What are the impacts of America’s business activities on the lives of average Nigerians?
American businesses and the American Business Council have a good sense of what it means to be a good corporate citizen. A year ago GE with UPS supported the IDP (Internally Displaced People) camps in the North East Nigeria. Since then we have gone beyond the immediate crisis to invest in SME development with GE garages which is purely on SME development initiative that generates no income for GE but provides capacity building to the corporate SME community. That for us is a good CSR programme. There is also a number of employee programme conducted in the health-care area and this all add up to a significant amount if dollars and the survey captured that. Exxon Mobil has a huge programme with the XLM Africa. We do it because we believe in the partnership model to sustainable business. In the end that is a sense of shared mutual benefits.
(Managing Director, UPS): Business is not just about profit it is about the people and environment and the community where you operate. Increasingly everybody is looking inwards because we believe in this country and that Nigeria is a sustainable project.
For us at UPS we partner with Cross River State Government on climate conservation, we have a very rich primate in different species in Cross River which unfortunately this type of species some of them are rare and we don’t find them in many parts of the world.
(Chief Executive Officer, Margaret Olele): What we have started to do in the last few years is to act as a platform to set the conversation on issues that are of critical importance to the private sector. An example for instance, is the breakfast meeting that was organised with NAFDAC (National Agency for Food and Drugs Administration and Control) recently. At that meeting with the new Director General of NAFDAC we had other members who were not members of the American Business Council as well. We realised a couple of issues that other companies were inundated with so we had committed with working with NAFDAC to set up that platform where the private sector can share their problems and see where the American Business Council can make things easier working with the regulatory agencies.
Recently, we had the collaboration with the NESG to look at the challenges the private sector is facing in key sectors, we had a document and shared it with the Minister. We have been supporting the private sector in initiatives whether it is American or non- American because we believe once the business environment works, everybody, both the Government and the private sector and the people of Nigeria will be better off.
What is your take on Nigeria’s controversial position on the African Continental Free Trade Agreement?

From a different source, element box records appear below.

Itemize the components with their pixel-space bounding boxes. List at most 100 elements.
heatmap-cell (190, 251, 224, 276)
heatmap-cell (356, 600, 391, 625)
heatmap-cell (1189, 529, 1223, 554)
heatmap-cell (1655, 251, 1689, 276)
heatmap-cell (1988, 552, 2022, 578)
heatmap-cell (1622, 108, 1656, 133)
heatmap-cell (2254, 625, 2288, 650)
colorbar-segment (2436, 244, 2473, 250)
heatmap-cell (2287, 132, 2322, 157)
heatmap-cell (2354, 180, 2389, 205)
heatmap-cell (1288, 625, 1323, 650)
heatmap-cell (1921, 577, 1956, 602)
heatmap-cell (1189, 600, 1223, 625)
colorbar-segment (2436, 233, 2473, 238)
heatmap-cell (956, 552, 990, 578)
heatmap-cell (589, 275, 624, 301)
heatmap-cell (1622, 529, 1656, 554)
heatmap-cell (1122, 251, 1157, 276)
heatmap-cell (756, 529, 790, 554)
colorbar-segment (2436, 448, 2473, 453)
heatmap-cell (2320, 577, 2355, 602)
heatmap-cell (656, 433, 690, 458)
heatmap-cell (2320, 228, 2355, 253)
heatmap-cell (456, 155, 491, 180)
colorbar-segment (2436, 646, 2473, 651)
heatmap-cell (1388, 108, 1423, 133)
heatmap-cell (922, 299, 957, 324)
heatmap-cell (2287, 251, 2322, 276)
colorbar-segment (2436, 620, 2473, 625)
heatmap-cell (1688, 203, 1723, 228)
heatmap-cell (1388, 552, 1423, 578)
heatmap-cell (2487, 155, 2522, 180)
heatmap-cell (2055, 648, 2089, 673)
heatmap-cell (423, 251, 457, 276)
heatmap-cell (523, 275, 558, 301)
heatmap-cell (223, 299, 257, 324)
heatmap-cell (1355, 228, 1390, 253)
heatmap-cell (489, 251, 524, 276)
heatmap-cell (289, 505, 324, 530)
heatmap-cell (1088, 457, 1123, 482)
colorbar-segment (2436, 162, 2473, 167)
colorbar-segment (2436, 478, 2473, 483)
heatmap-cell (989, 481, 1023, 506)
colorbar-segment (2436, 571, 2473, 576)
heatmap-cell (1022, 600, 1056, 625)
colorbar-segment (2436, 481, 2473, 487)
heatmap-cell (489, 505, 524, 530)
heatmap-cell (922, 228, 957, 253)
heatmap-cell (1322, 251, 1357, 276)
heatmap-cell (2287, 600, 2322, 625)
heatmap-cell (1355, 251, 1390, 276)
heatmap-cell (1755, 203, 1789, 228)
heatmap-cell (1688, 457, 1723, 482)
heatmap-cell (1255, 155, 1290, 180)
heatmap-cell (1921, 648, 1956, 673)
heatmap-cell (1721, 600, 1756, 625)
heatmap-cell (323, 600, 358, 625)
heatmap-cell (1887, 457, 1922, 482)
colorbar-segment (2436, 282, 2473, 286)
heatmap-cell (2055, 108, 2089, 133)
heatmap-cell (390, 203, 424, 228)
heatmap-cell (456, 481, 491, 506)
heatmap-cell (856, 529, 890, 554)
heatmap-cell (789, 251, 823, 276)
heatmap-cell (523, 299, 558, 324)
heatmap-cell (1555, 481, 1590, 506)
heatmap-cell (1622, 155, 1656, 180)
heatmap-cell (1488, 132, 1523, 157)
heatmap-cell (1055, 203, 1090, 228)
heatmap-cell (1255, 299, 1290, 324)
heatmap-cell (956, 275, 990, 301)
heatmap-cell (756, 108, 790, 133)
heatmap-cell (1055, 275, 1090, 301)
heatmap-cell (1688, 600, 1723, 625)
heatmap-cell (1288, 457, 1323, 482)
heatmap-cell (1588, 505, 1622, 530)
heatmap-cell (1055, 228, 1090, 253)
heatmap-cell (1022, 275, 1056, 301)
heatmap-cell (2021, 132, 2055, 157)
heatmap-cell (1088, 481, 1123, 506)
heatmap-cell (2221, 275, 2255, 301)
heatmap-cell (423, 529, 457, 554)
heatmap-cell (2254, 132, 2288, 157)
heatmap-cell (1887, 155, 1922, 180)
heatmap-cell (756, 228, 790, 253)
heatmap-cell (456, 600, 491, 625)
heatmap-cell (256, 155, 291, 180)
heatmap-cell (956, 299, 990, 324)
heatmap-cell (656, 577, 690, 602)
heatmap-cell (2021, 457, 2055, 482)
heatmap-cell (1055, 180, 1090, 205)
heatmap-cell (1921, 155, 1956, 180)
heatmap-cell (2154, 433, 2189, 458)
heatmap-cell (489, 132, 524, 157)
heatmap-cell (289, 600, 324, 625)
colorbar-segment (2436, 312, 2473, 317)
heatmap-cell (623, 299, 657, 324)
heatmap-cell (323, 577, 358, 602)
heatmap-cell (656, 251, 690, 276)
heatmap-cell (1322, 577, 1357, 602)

(US Commercial Counsellor, Brent Omdahl): The US Government policy is very clear on opening its borders, when goods and people cross borders. It stimulates economic development and creates economic opportunities. It has been proven in regional organisations around the world. So this was an important topic of discussion around the AGOA conference. As complex as Nigeria is you can’t make a decision without going through the process through stakeholders. This type of integration is good for the companies, good for the individuals and it really raises the middle class.